Nor was the Empire merely an exercise in extraction. It carried with it institutions which much of the world still uses: common law, parliamentary government, professional civil services, commercial courts, universities, railways, ports, postal systems and the English language. These things were not trivial ornaments. They were the machinery of modern life.

India is the obvious example. Independent India quite properly celebrates its independence, yet it retained many British-built institutions because they worked. Parliamentary democracy, the common law, the civil service and English as a link language all helped hold together a country of staggering size and diversity. It is easy to denounce imperial rule in the abstract.

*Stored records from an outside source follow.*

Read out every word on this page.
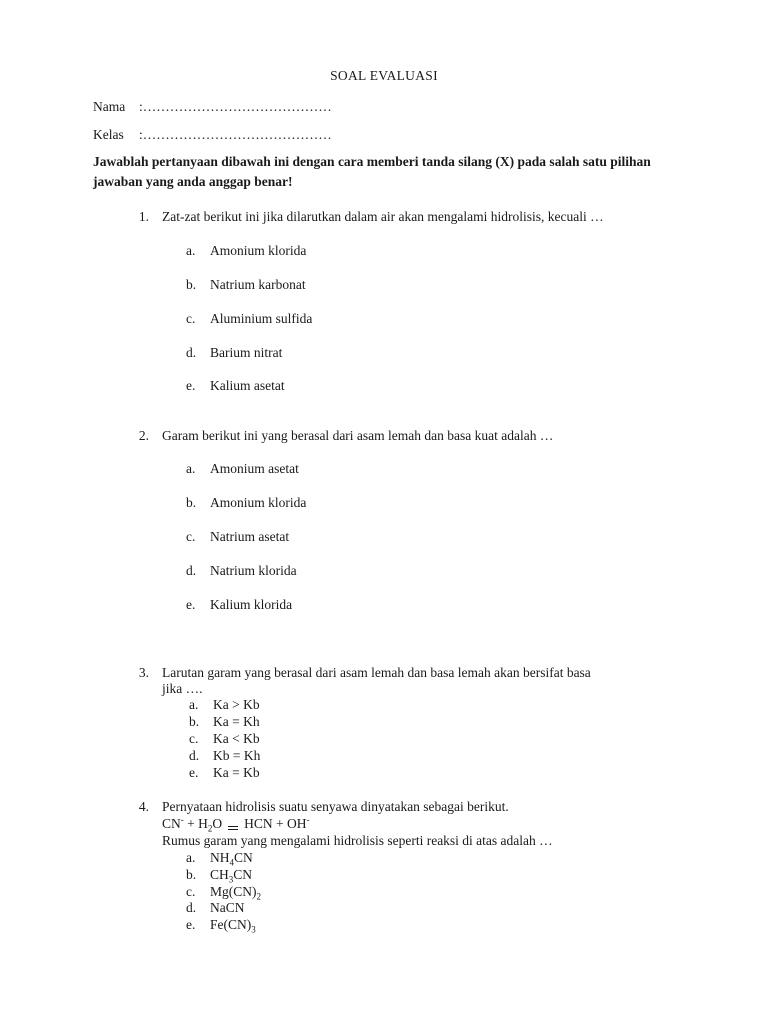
SOAL EVALUASI
Nama :……………………………………
Kelas :……………………………………
Jawablah pertanyaan dibawah ini dengan cara memberi tanda silang (X) pada salah satu pilihan jawaban yang anda anggap benar!
1. Zat-zat berikut ini jika dilarutkan dalam air akan mengalami hidrolisis, kecuali …
a. Amonium klorida
b. Natrium karbonat
c. Aluminium sulfida
d. Barium nitrat
e. Kalium asetat
2. Garam berikut ini yang berasal dari asam lemah dan basa kuat adalah …
a. Amonium asetat
b. Amonium klorida
c. Natrium asetat
d. Natrium klorida
e. Kalium klorida
3. Larutan garam yang berasal dari asam lemah dan basa lemah akan bersifat basa
jika ….
a. Ka > Kb
b. Ka = Kh
c. Ka < Kb
d. Kb = Kh
e. Ka = Kb
4. Pernyataan hidrolisis suatu senyawa dinyatakan sebagai berikut.
$CN^- + H_2O$ HCN + OH-
Rumus garam yang mengalami hidrolisis seperti reaksi di atas adalah …
a. $NH_4CN$
b. $CH_3CN$
c. $Mg(CN)_2$
d. NaCN
e. $Fe(CN)_3$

It is harder to deny the practical inheritance it left behind.

The same can be seen elsewhere. Singapore became one of the most successful states in the world on foundations laid under British rule. Hong Kong became a great commercial and financial centre. Across the Commonwealth, courts, parliaments and public administrations still bear the marks of British influence. People do not usually preserve systems they regard as useless.

Of course there were grave mistakes. There was arrogance, cruelty, complacency and, at times, brutality. There were famines mishandled, local customs misunderstood, and military actions which deserve condemnation. No serious defence of the Empire needs to pretend otherwise.

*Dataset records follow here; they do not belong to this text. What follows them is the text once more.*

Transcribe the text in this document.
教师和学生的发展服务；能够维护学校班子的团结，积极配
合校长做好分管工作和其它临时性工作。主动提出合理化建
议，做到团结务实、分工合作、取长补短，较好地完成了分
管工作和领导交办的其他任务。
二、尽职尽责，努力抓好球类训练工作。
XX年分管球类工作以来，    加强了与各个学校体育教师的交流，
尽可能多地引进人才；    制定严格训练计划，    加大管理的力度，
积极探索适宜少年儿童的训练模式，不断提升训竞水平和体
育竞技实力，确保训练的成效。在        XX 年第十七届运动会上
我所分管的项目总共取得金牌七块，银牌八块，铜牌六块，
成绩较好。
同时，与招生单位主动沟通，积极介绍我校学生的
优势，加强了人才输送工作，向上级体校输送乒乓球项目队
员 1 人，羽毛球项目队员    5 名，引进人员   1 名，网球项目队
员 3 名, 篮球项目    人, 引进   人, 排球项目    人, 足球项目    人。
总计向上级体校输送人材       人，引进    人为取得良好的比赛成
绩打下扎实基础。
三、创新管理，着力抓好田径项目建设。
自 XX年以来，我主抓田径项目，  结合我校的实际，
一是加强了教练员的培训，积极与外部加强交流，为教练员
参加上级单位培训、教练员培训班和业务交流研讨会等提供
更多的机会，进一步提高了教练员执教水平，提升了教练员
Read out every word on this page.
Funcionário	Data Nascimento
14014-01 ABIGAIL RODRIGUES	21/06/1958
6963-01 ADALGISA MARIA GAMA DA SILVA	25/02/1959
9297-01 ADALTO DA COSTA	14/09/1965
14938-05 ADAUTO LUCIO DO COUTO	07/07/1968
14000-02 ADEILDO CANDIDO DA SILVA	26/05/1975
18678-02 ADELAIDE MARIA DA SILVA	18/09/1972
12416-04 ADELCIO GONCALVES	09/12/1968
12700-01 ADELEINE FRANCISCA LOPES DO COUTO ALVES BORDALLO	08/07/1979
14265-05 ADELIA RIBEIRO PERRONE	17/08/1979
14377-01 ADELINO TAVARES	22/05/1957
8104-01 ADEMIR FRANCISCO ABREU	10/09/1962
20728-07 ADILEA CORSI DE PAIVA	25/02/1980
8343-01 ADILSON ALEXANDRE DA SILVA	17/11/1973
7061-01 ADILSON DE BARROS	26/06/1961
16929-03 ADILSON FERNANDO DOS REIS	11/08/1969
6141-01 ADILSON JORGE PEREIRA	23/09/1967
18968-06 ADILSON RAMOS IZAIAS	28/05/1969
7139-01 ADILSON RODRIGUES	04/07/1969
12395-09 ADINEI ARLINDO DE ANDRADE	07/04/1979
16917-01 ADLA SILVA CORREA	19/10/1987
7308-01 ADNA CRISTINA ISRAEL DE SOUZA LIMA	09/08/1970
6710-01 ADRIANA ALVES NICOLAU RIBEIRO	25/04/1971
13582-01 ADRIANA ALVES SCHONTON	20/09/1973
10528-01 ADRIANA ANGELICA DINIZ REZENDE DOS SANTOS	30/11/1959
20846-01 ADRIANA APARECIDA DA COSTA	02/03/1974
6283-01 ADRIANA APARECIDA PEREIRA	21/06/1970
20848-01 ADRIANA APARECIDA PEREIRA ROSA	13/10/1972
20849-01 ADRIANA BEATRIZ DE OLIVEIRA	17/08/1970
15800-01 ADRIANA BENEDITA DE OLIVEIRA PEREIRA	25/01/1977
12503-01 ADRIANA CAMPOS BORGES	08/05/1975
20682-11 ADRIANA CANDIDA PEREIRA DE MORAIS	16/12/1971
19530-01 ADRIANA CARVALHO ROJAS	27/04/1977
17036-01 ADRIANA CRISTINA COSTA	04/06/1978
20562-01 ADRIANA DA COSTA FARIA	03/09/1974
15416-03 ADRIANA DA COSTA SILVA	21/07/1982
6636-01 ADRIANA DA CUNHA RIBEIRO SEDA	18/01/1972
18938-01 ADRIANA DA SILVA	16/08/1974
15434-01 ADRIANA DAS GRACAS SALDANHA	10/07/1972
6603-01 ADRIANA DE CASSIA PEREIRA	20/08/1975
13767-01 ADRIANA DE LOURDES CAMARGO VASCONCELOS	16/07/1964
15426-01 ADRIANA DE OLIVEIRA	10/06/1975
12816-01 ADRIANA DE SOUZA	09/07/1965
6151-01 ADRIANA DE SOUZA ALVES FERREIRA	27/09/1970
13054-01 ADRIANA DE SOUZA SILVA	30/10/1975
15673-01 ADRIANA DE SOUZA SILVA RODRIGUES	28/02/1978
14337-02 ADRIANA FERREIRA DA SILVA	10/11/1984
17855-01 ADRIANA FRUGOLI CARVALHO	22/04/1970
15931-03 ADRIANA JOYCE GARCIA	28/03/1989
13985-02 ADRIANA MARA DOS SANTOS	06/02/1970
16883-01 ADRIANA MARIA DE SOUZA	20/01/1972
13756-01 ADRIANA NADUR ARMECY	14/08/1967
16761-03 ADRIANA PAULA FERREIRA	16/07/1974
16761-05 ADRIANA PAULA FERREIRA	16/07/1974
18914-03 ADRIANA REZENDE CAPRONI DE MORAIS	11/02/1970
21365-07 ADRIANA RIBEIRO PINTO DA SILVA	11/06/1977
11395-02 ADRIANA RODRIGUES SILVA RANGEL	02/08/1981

But perspective matters. To say the British Empire had sins is not to say it was uniquely sinful. Compared with many rival empires, it was often strikingly liberal. It developed legal limits upon authority. It promoted trade more than simple plunder. It built institutions rather than merely draining territories dry. It abolished slavery when many others still profited from it.

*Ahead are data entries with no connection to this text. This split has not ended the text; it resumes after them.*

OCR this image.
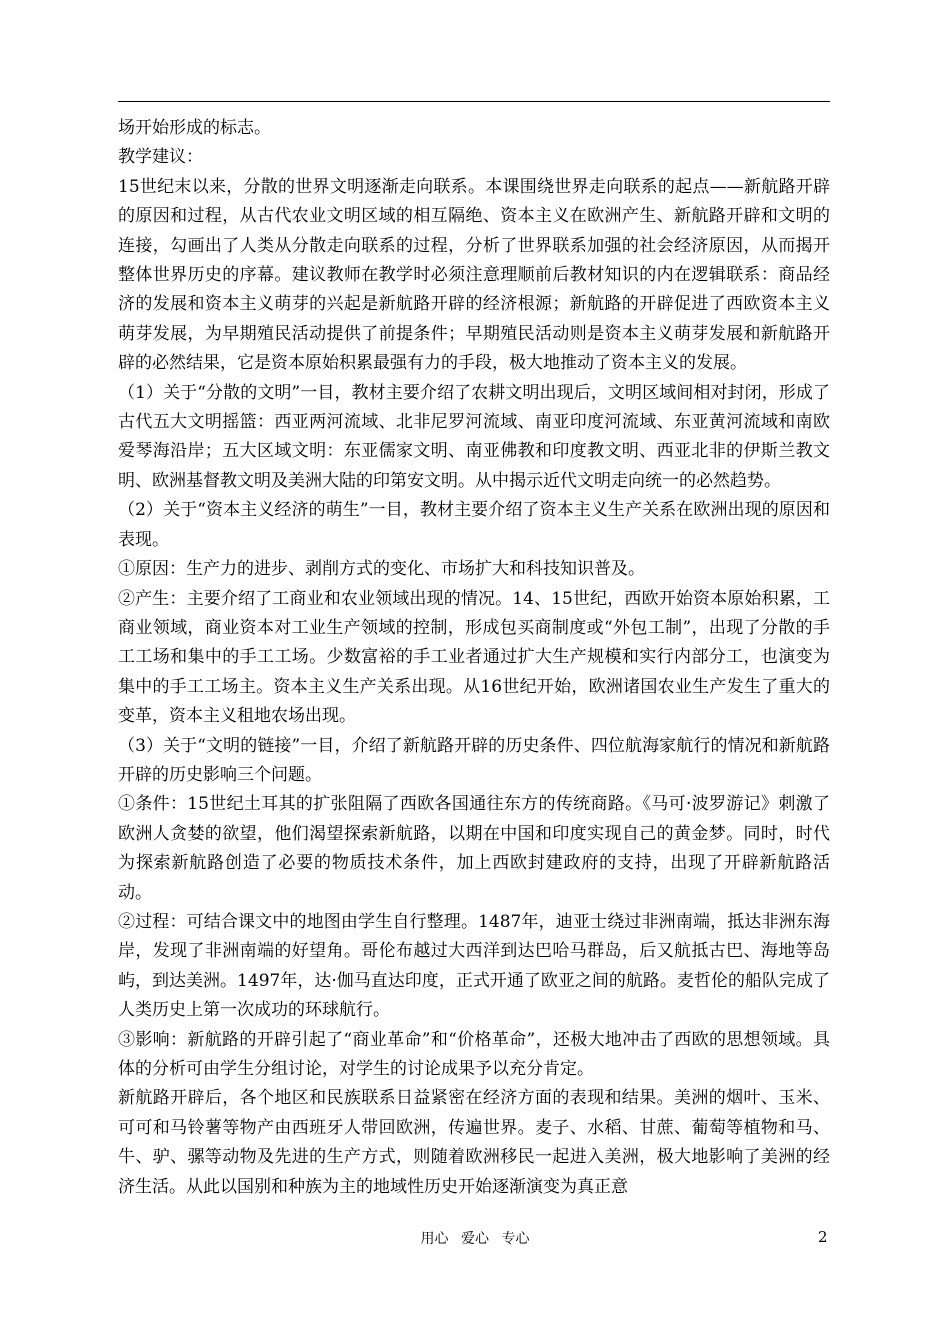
场开始形成的标志。

教学建议：

15世纪末以来，分散的世界文明逐渐走向联系。本课围绕世界走向联系的起点——新航路开辟的原因和过程，从古代农业文明区域的相互隔绝、资本主义在欧洲产生、新航路开辟和文明的连接，勾画出了人类从分散走向联系的过程，分析了世界联系加强的社会经济原因，从而揭开整体世界历史的序幕。建议教师在教学时必须注意理顺前后教材知识的内在逻辑联系：商品经济的发展和资本主义萌芽的兴起是新航路开辟的经济根源；新航路的开辟促进了西欧资本主义萌芽发展，为早期殖民活动提供了前提条件；早期殖民活动则是资本主义萌芽发展和新航路开辟的必然结果，它是资本原始积累最强有力的手段，极大地推动了资本主义的发展。

（1）关于“分散的文明”一目，教材主要介绍了农耕文明出现后，文明区域间相对封闭，形成了古代五大文明摇篮：西亚两河流域、北非尼罗河流域、南亚印度河流域、东亚黄河流域和南欧爱琴海沿岸；五大区域文明：东亚儒家文明、南亚佛教和印度教文明、西亚北非的伊斯兰教文明、欧洲基督教文明及美洲大陆的印第安文明。从中揭示近代文明走向统一的必然趋势。

（2）关于“资本主义经济的萌生”一目，教材主要介绍了资本主义生产关系在欧洲出现的原因和表现。

①原因：生产力的进步、剥削方式的变化、市场扩大和科技知识普及。

②产生：主要介绍了工商业和农业领域出现的情况。14、15世纪，西欧开始资本原始积累，工商业领域，商业资本对工业生产领域的控制，形成包买商制度或“外包工制”，出现了分散的手工工场和集中的手工工场。少数富裕的手工业者通过扩大生产规模和实行内部分工，也演变为集中的手工工场主。资本主义生产关系出现。从16世纪开始，欧洲诸国农业生产发生了重大的变革，资本主义租地农场出现。

（3）关于“文明的链接”一目，介绍了新航路开辟的历史条件、四位航海家航行的情况和新航路开辟的历史影响三个问题。

①条件：15世纪土耳其的扩张阻隔了西欧各国通往东方的传统商路。《马可·波罗游记》刺激了欧洲人贪婪的欲望，他们渴望探索新航路，以期在中国和印度实现自己的黄金梦。同时，时代为探索新航路创造了必要的物质技术条件，加上西欧封建政府的支持，出现了开辟新航路活动。

②过程：可结合课文中的地图由学生自行整理。1487年，迪亚士绕过非洲南端，抵达非洲东海岸，发现了非洲南端的好望角。哥伦布越过大西洋到达巴哈马群岛，后又航抵古巴、海地等岛屿，到达美洲。1497年，达·伽马直达印度，正式开通了欧亚之间的航路。麦哲伦的船队完成了人类历史上第一次成功的环球航行。

③影响：新航路的开辟引起了“商业革命”和“价格革命”，还极大地冲击了西欧的思想领域。具体的分析可由学生分组讨论，对学生的讨论成果予以充分肯定。

新航路开辟后，各个地区和民族联系日益紧密在经济方面的表现和结果。美洲的烟叶、玉米、可可和马铃薯等物产由西班牙人带回欧洲，传遍世界。麦子、水稻、甘蔗、葡萄等植物和马、牛、驴、骡等动物及先进的生产方式，则随着欧洲移民一起进入美洲，极大地影响了美洲的经济生活。从此以国别和种族为主的地域性历史开始逐渐演变为真正意

用心 爱心 专心	2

There is also the question rarely asked by critics: compared with what?

Would the world have been better had Britain withdrawn and left the field to the Belgian Congo, German colonialism, Russian expansion or Japanese imperial ambition? The answer is far from obvious. The decline of British power did not automatically produce peace, democracy or prosperity. In many places, it produced coups, civil wars and one-party states.

The Empire was also not sustained by British force alone. It depended upon local soldiers, judges, merchants, clerks, princes, officials and professionals. The Indian Army was overwhelmingly Indian. Colonial administrations were filled with local intermediaries. This does not make imperial rule democratic, but it does make nonsense of the cartoon in which Britain simply sat upon the world with a boot.

There remains, too, the stubborn fact of cultural inheritance. Cricket, the English language, parliamentary procedure, common law and Commonwealth ties have endured because they proved useful, attractive or both. They were not all maintained at gunpoint. Many former colonies took what they wanted from the imperial inheritance and made it their own.

Perhaps the greatest irony is that the British Empire helped create the very world that later judged empire obsolete. Free trade, maritime security, legal order, representative government and abolitionist morality were all strengthened by British power. The Empire helped spread the standards by which it would eventually be criticised.

That is not hypocrisy. It is history.

The British Empire was not a spotless moral enterprise. No empire ever was. It was ambitious, paternalistic, sometimes unjust and sometimes severe. But it also suppressed slavery, spread law, built institutions, opened trade routes and carried ideas of ordered liberty to parts of the world where they had not previously taken root.

To remember only the crimes is not honesty. It is another form of propaganda.

A mature country should be able to look at its past without either swagger or self-loathing. Britain has much to regret, but also much to be proud of. The Empire was flawed because it was human. But judged fairly, and not by the cramped prejudices of the present moment, it was overwhelmingly a force for good.